Yapamadığınız sorularda, hazırlayanlara, “iyi dilek ve temennilerde bulunup” duygusal davranmak yerine, mantıklı olun, derin bir nefes alıp bir sonraki soruya geçin.

Ve her bir sorunun yeni bir soru ve yeni bir başlangıç olduğunu hatırlayın.

 

Bir öneri de medya ve Başbakan’a

 

Her sınav döneminde, medya kuruluşları çocuklarımızın yüreğini ağzına getirecek başlıklar atarlar:

“Sınav heyecanı dorukta.”

Onların çoğunun, çocukları düşündükleri filan yoktur.

Sınava girecekleri rahatlatalım, sakinleştirelim diye bir kaygıları da yoktur. Ve bu yaptıkları haberlerin, girecek kişilere gerilim pompaladıklarından da haberleri yoktur.

Lütfen bir kere de, sınava gireceklere faydalı olabilecek bir başlık atın.

Mesela işte benden bir manşet:”Oh be nihayet bitecek!”

Alın bir tane daha; “Herkes emeğinin karşılılığını alacak”

Ve bir de yayına çıkardığınız uzmanların yanında, geçen yıl derece yapmış bir öğrenciyi konuk edin. O neler yaptığını anlatsın.

Sayın Başbakanımız da, her sınav döneminde, çocuklarımızın sınavların altında ezildiğinden bahseder, dershanelere gitmek zorunda kalmalarını eleştirir.

Bunlar güzel sözlerdir ve tam da daha sonraki yıllarda sınava girecek çocukların ve de onların velilerinin duymak istediklerini dile getirir. Ama bu yıl girecek öğrenciler ve velilerin duymak istediği sözler, bunlar değildir.

Ve sınav haftasında söylenir ve unutulur.

Sayın Başbakanımızdan beklentimiz, sınav dönemlerinde vaatler vermek yerine, sınava girecekleri yüreklendirecek, motive edecek sözler söylemesi daha faydalı olur.

Çünkü diğeri, şu an girecek öğrencilerin sınav öncesinde moralini bozmakta ve motivasyonlarını kırmaktadır.

Bunu Sayın Başbakan fark etmeyebilir ama etrafındaki danışmanları da mı fark etmez.

Milli Eğitim Bakanı Sayın Nimet Çubukçu da bir yenilik daha yaparak, sınava gireceklere yönelik, şu anki durumlarına katkı sağlayacak konuşmalar yapabilir.

 

Son söz

 

 Sınava girecek arkadaşlarımız diyebilir ki; “Tabii senin tuzun kuru, klavyenin tuşlarını tıkırdatıp bunları yazmak kolay.

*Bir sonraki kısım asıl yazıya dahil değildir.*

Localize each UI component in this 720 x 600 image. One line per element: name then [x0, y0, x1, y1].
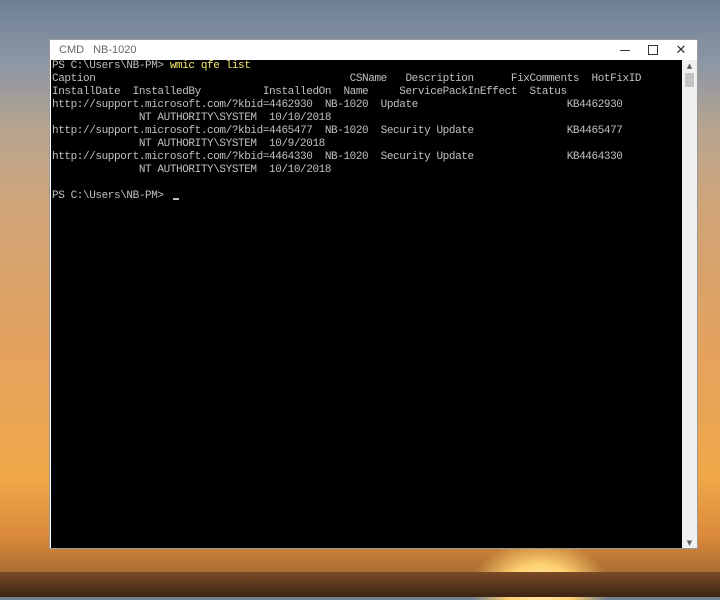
scrollbar-thumb[interactable]	[685, 73, 694, 87]
cmd-window[interactable]: CMD NB-1020 ✕ PS C:\Users\NB-PM> wmic qfe…	[49, 39, 698, 549]
console-line: http://support.microsoft.com/?kbid=44629…	[52, 99, 623, 112]
maximize-icon	[648, 45, 658, 55]
window-title: CMD NB-1020	[59, 44, 136, 56]
minimize-button[interactable]	[611, 40, 639, 60]
console-line-prompt: PS C:\Users\NB-PM> wmic qfe list	[52, 60, 250, 73]
console-line-prompt[interactable]: PS C:\Users\NB-PM>	[52, 190, 179, 203]
minimize-icon	[620, 50, 630, 51]
close-icon: ✕	[676, 44, 687, 57]
console-line: Caption CSName Description FixComments H…	[52, 73, 641, 86]
command-text: wmic qfe list	[170, 60, 251, 72]
console-line: http://support.microsoft.com/?kbid=44654…	[52, 125, 623, 138]
window-title-name: NB-1020	[93, 44, 136, 56]
vertical-scrollbar[interactable]: ▲ ▼	[682, 60, 697, 548]
scroll-up-arrow-icon[interactable]: ▲	[682, 60, 697, 71]
title-bar[interactable]: CMD NB-1020 ✕	[50, 40, 697, 60]
console-line: NT AUTHORITY\SYSTEM 10/10/2018	[52, 164, 331, 177]
console-line: InstallDate InstalledBy InstalledOn Name…	[52, 86, 567, 99]
maximize-button[interactable]	[639, 40, 667, 60]
close-button[interactable]: ✕	[667, 40, 695, 60]
prompt-text: PS C:\Users\NB-PM>	[52, 190, 170, 202]
console-output[interactable]: PS C:\Users\NB-PM> wmic qfe list Caption…	[51, 60, 682, 548]
background-ground	[0, 572, 720, 597]
text-cursor	[173, 198, 179, 200]
console-line: http://support.microsoft.com/?kbid=44643…	[52, 151, 623, 164]
window-title-app: CMD	[59, 44, 84, 56]
console-line: NT AUTHORITY\SYSTEM 10/9/2018	[52, 138, 325, 151]
prompt-text: PS C:\Users\NB-PM>	[52, 60, 170, 72]
console-line: NT AUTHORITY\SYSTEM 10/10/2018	[52, 112, 331, 125]
scroll-down-arrow-icon[interactable]: ▼	[682, 537, 697, 548]
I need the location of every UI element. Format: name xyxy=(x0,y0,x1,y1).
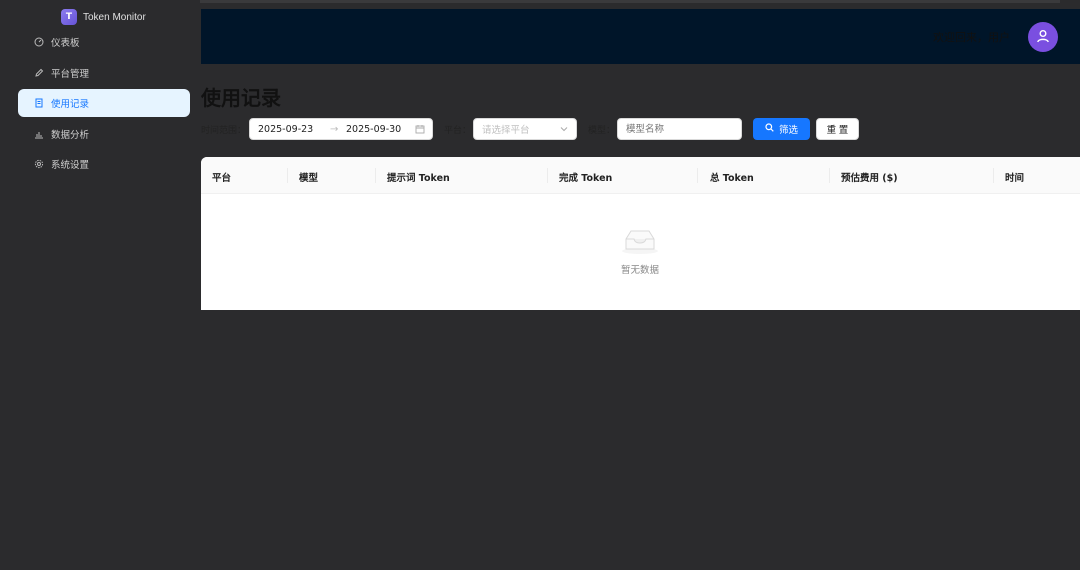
bar-chart-icon xyxy=(34,129,44,139)
user-icon xyxy=(1036,28,1050,47)
column-divider xyxy=(287,168,288,183)
sidebar: T Token Monitor 仪表板 平台管理 使用记录 数据分析 系统设置 xyxy=(0,0,200,570)
sidebar-item-label: 平台管理 xyxy=(51,68,90,80)
page-title: 使用记录 xyxy=(201,86,281,110)
sidebar-menu: 仪表板 平台管理 使用记录 数据分析 系统设置 xyxy=(18,28,190,181)
filter-bar: 时间范围： 2025-09-23 → 2025-09-30 平台： 请选择平台 … xyxy=(201,118,1071,140)
empty-inbox-icon xyxy=(620,230,660,259)
avatar[interactable] xyxy=(1028,22,1058,52)
date-range-picker[interactable]: 2025-09-23 → 2025-09-30 xyxy=(249,118,433,140)
gear-icon xyxy=(34,159,44,169)
model-label: 模型： xyxy=(588,126,616,136)
app-logo: T Token Monitor xyxy=(61,9,146,25)
column-header-model[interactable]: 模型 xyxy=(299,170,318,184)
app-title: Token Monitor xyxy=(83,11,146,23)
platform-placeholder: 请选择平台 xyxy=(482,125,530,136)
date-end[interactable]: 2025-09-30 xyxy=(346,124,416,135)
filter-button[interactable]: 筛选 xyxy=(753,118,810,140)
sidebar-item-analytics[interactable]: 数据分析 xyxy=(18,120,190,148)
table-header: 平台 模型 提示词 Token 完成 Token 总 Token 预估费用 ($… xyxy=(201,157,1080,194)
reset-button[interactable]: 重 置 xyxy=(816,118,859,140)
column-header-prompt-tokens[interactable]: 提示词 Token xyxy=(387,170,450,184)
usage-table: 平台 模型 提示词 Token 完成 Token 总 Token 预估费用 ($… xyxy=(201,157,1080,310)
column-header-completion-tokens[interactable]: 完成 Token xyxy=(559,170,612,184)
column-divider xyxy=(829,168,830,183)
column-header-time[interactable]: 时间 xyxy=(1005,170,1024,184)
welcome-text: 欢迎回来，用户 xyxy=(933,31,1010,44)
logo-badge: T xyxy=(61,9,77,25)
model-input[interactable] xyxy=(617,118,742,140)
filter-button-label: 筛选 xyxy=(778,125,798,136)
date-range-label: 时间范围： xyxy=(201,126,247,136)
column-divider xyxy=(375,168,376,183)
platform-label: 平台： xyxy=(444,126,472,136)
column-divider xyxy=(993,168,994,183)
sidebar-item-label: 系统设置 xyxy=(51,160,90,171)
arrow-right-icon: → xyxy=(330,123,339,135)
sidebar-item-dashboard[interactable]: 仪表板 xyxy=(18,28,190,56)
platform-select[interactable]: 请选择平台 xyxy=(473,118,577,140)
column-divider xyxy=(697,168,698,183)
empty-state: 暂无数据 xyxy=(605,227,675,276)
sidebar-item-platforms[interactable]: 平台管理 xyxy=(18,59,190,87)
sidebar-item-usage-records[interactable]: 使用记录 xyxy=(18,89,190,117)
sidebar-item-label: 数据分析 xyxy=(51,129,90,141)
sidebar-item-label: 仪表板 xyxy=(51,38,80,49)
edit-icon xyxy=(34,68,44,78)
calendar-icon xyxy=(415,124,425,137)
dashboard-icon xyxy=(34,37,44,47)
column-divider xyxy=(547,168,548,183)
column-header-platform[interactable]: 平台 xyxy=(212,170,231,184)
chevron-down-icon xyxy=(559,125,569,136)
column-header-estimated-cost[interactable]: 预估费用 ($) xyxy=(841,170,898,184)
date-start[interactable]: 2025-09-23 xyxy=(258,124,330,135)
file-text-icon xyxy=(34,98,44,108)
empty-text: 暂无数据 xyxy=(620,265,659,276)
sidebar-item-settings[interactable]: 系统设置 xyxy=(18,150,190,178)
top-header: 欢迎回来，用户 xyxy=(201,9,1080,64)
column-header-total-tokens[interactable]: 总 Token xyxy=(710,170,754,184)
search-icon xyxy=(765,123,774,135)
sidebar-item-label: 使用记录 xyxy=(51,99,90,110)
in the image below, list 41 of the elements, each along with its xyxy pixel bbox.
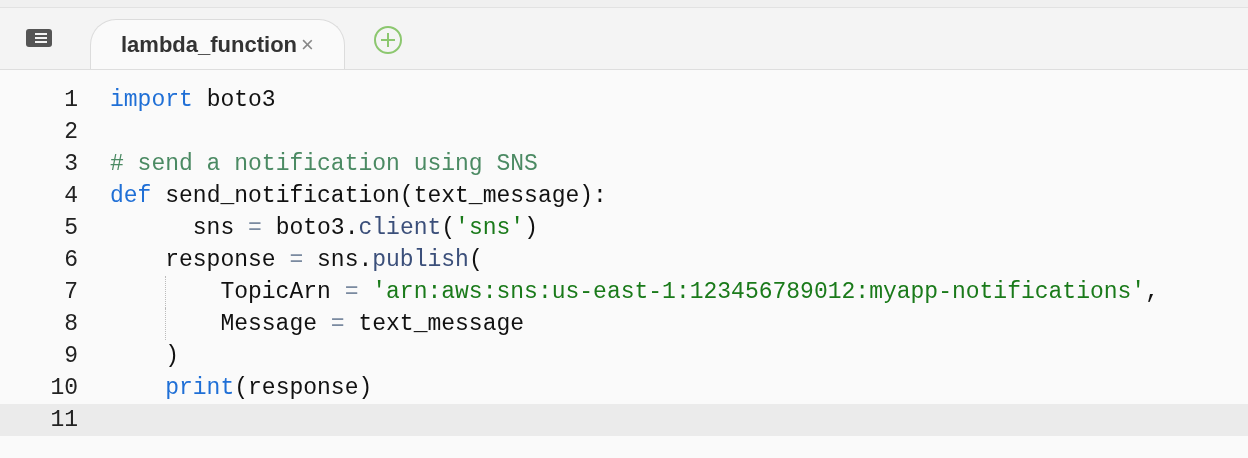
code-token: client — [358, 214, 442, 243]
code-token: boto3 — [205, 86, 276, 115]
code-token: = — [344, 278, 360, 307]
code-token: , — [1145, 278, 1159, 307]
code-token: # send a notification using SNS — [110, 150, 538, 179]
code-token: print — [165, 374, 235, 403]
code-token: = — [248, 214, 262, 243]
code-token: ) — [524, 214, 538, 243]
code-token: ( — [468, 246, 483, 275]
line-number: 7 — [63, 278, 78, 307]
code-token: (response) — [234, 374, 373, 403]
code-token: ) — [165, 342, 179, 371]
code-token: = — [289, 246, 304, 275]
line-number: 10 — [49, 374, 78, 403]
code-token: 'arn:aws:sns:us-east-1:123456789012:myapp-notifications' — [372, 278, 1146, 307]
code-token: send_notification(text_message): — [164, 182, 607, 211]
code-token: 'sns' — [455, 214, 525, 243]
line-number: 6 — [63, 246, 78, 275]
line-number: 9 — [63, 342, 78, 371]
code-token: sns — [192, 214, 236, 243]
code-token: response — [165, 246, 277, 275]
code-token: def — [110, 182, 152, 211]
code-token: Message — [220, 310, 319, 339]
menu-icon[interactable] — [26, 27, 54, 49]
code-token: import — [110, 86, 193, 115]
editor-tab[interactable]: lambda_function × — [90, 19, 345, 69]
code-token: boto3. — [274, 214, 359, 243]
line-number: 1 — [63, 86, 78, 115]
line-number: 8 — [63, 310, 78, 339]
line-number: 5 — [63, 214, 78, 243]
code-token: publish — [372, 246, 469, 275]
line-number: 4 — [63, 182, 78, 211]
code-token: ( — [441, 214, 456, 243]
line-number: 11 — [49, 406, 78, 435]
code-token: sns. — [316, 246, 373, 275]
line-number: 2 — [63, 118, 78, 147]
code-token: = — [330, 310, 345, 339]
line-number: 3 — [63, 150, 78, 179]
tab-label: lambda_function — [121, 31, 297, 59]
code-token: TopicArn — [220, 278, 332, 307]
code-token: text_message — [357, 310, 525, 339]
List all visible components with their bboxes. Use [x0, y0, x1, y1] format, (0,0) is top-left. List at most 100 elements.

O kadar basitse, sen gel yap. Bu sınav, benim için çok önemli ve büyük bir sınav!”

Ben de derim ki; “Evet bu sınav önemli ve büyük bir sınav, bunu biliyorum.

Ama bildiğim başka bir gerçek daha var. O da:

Sizler de sınavdan daha önemlisiniz,

Ve sınavdan daha büyüksünüz.

Lütfen gidin ve adam gibi mücadele edin.”